SEBUAH studi terbaru dari World Weather Attribution dan Climate Central yang berbasis di Amerika Serikat mengungkap lonjakan jumlah hari dengan suhu ekstrem atau superhot days akibat perubahan iklim global. Menurut laporan yang dikutip Al Jazeera (16/10), “superhot days” didefinisikan sebagai hari yang suhunya lebih panas dari 90 persen hari serupa antara 1991 hingga 2020.
Laporan ini, meski belum melalui proses peer review, menggunakan metode ilmiah yang diakui dalam analisis iklim dan menyoroti dampak besar Paris Agreement terhadap laju pemanasan bumi. Sebelum kesepakatan iklim 2015 tersebut, dunia diproyeksikan menghangat hingga 4°C pada akhir abad ini—yang berarti tambahan 114 hari superpanas setiap tahun. Namun dengan komitmen pengurangan emisi yang ada, kenaikan suhu kini diperkirakan mencapai 2,6°C, yang masih akan menambah sekitar 57 hari superpanas per tahun pada 2100.
Sejak 2015, rata-rata dunia sudah mengalami 11 hari superpanas tambahan. Direktur Potsdam Climate Institute Johan Rockström memperingatkan, skenario saat ini tetap mengarah pada masa depan yang “katastrofik bagi miliaran manusia di bumi.”
Penulis studi Friederike Otto dari Imperial College London menegaskan bahwa dampak panas ekstrem akan dirasakan oleh puluhan ribu hingga jutaan orang, terutama karena gelombang panas telah menewaskan ribuan jiwa setiap tahun.

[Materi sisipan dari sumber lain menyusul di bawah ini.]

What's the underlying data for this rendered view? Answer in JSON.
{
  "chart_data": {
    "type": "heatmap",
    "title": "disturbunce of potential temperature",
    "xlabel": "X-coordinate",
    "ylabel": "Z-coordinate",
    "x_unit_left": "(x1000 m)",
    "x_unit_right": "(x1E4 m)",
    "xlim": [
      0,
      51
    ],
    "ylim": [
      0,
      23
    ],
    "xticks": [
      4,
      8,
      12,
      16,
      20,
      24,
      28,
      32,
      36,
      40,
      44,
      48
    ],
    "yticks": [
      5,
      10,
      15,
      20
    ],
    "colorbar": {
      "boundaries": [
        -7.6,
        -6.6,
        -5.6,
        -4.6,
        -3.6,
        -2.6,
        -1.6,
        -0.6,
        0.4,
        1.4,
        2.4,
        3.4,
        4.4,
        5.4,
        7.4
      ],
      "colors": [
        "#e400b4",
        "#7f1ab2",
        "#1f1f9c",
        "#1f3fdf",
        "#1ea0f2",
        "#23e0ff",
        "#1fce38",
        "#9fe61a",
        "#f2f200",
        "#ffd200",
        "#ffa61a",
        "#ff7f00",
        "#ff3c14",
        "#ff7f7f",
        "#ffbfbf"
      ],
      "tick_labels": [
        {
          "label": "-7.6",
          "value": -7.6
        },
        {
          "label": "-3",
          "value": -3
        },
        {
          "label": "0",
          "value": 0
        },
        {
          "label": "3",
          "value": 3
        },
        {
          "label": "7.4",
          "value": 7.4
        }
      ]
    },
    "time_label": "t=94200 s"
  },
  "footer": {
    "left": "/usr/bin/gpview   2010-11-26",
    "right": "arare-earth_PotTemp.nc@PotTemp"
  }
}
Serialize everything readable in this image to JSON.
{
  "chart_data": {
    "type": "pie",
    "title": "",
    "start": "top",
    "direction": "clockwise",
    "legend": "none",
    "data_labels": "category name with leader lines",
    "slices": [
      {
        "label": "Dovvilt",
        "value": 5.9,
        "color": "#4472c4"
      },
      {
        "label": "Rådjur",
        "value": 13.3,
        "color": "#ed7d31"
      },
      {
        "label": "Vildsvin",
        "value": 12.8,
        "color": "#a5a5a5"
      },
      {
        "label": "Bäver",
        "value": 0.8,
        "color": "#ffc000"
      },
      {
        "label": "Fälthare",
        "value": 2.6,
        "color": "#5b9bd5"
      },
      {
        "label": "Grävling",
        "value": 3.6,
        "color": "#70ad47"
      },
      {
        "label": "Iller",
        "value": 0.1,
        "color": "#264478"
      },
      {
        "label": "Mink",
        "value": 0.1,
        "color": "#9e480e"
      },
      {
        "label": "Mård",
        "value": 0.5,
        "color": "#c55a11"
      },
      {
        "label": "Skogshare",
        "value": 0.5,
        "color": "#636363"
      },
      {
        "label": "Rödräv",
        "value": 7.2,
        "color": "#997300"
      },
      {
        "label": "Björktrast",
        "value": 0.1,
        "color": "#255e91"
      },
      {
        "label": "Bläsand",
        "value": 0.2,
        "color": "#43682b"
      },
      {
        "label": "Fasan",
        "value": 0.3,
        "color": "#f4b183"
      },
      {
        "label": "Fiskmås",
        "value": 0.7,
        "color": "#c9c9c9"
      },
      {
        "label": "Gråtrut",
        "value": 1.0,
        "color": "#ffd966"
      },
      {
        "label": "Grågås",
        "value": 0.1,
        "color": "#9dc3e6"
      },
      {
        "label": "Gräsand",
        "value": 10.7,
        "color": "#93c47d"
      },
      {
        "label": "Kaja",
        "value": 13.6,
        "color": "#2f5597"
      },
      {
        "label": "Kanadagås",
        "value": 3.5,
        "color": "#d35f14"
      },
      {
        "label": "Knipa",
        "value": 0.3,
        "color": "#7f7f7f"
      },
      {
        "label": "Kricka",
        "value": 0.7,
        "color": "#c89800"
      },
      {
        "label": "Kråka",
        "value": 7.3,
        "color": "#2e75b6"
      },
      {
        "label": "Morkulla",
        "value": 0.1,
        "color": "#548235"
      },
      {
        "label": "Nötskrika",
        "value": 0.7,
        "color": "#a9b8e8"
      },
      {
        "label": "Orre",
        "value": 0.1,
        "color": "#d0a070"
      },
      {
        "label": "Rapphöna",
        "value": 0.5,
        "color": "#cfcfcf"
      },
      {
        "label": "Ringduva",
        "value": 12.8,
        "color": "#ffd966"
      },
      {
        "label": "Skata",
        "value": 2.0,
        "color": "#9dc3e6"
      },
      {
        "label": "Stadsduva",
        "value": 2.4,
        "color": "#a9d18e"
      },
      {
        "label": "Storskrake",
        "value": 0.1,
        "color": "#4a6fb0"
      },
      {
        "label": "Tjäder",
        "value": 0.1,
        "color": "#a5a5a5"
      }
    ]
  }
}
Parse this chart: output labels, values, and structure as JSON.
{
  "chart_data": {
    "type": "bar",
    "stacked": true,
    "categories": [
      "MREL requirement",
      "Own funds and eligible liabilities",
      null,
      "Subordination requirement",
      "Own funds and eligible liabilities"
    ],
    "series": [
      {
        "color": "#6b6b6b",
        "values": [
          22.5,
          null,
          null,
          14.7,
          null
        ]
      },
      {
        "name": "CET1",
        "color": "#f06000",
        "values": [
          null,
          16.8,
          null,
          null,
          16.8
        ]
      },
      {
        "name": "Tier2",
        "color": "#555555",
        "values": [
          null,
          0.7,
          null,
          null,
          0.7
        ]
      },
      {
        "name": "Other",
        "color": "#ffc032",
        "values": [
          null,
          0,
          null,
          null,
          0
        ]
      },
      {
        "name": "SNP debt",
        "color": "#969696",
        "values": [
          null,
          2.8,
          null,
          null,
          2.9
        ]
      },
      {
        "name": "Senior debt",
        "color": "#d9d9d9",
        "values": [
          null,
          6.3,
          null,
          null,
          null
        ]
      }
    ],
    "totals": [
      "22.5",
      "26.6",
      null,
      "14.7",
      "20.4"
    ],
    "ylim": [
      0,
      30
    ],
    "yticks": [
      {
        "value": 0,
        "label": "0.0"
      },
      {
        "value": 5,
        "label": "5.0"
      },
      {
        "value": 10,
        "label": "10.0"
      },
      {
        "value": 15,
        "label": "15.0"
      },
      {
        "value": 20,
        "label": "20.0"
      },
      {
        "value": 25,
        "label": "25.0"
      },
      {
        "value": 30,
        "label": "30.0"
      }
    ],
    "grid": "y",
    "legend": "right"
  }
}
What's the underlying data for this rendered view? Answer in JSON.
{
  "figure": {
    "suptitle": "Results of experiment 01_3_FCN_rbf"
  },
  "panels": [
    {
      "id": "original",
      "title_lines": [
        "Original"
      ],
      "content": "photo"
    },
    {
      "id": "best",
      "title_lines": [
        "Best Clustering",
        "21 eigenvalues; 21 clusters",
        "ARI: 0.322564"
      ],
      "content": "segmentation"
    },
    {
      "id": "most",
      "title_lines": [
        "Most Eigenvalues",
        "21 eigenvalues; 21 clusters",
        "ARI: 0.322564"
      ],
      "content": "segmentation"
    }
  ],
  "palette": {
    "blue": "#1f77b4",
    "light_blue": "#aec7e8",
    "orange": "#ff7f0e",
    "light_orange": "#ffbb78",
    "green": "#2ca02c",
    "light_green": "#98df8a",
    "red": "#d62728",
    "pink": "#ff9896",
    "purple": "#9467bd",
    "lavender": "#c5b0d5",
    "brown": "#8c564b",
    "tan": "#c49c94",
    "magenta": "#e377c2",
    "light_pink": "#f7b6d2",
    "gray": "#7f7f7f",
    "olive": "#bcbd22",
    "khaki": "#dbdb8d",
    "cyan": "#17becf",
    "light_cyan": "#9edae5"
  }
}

Ironisnya, negara-negara kecil dan bergantung pada laut seperti Panama, Kepulauan Solomon, dan Samoa diperkirakan akan mengalami peningkatan terbesar—hingga 149 hari superpanas tambahan per tahun—padahal mereka hanya menyumbang 1 persen emisi global. Sebaliknya, negara penghasil emisi tertinggi seperti Amerika Serikat, Tiongkok, dan India yang bertanggung jawab atas 42 persen emisi karbon dunia, hanya akan mengalami tambahan 23–30 hari panas ekstrem.
Ketimpangan ini, menurut ilmuwan Andrew Weaver dari University of Victoria, berpotensi memperlebar jurang antara negara kaya dan miskin serta memicu ketidakstabilan geopolitik global.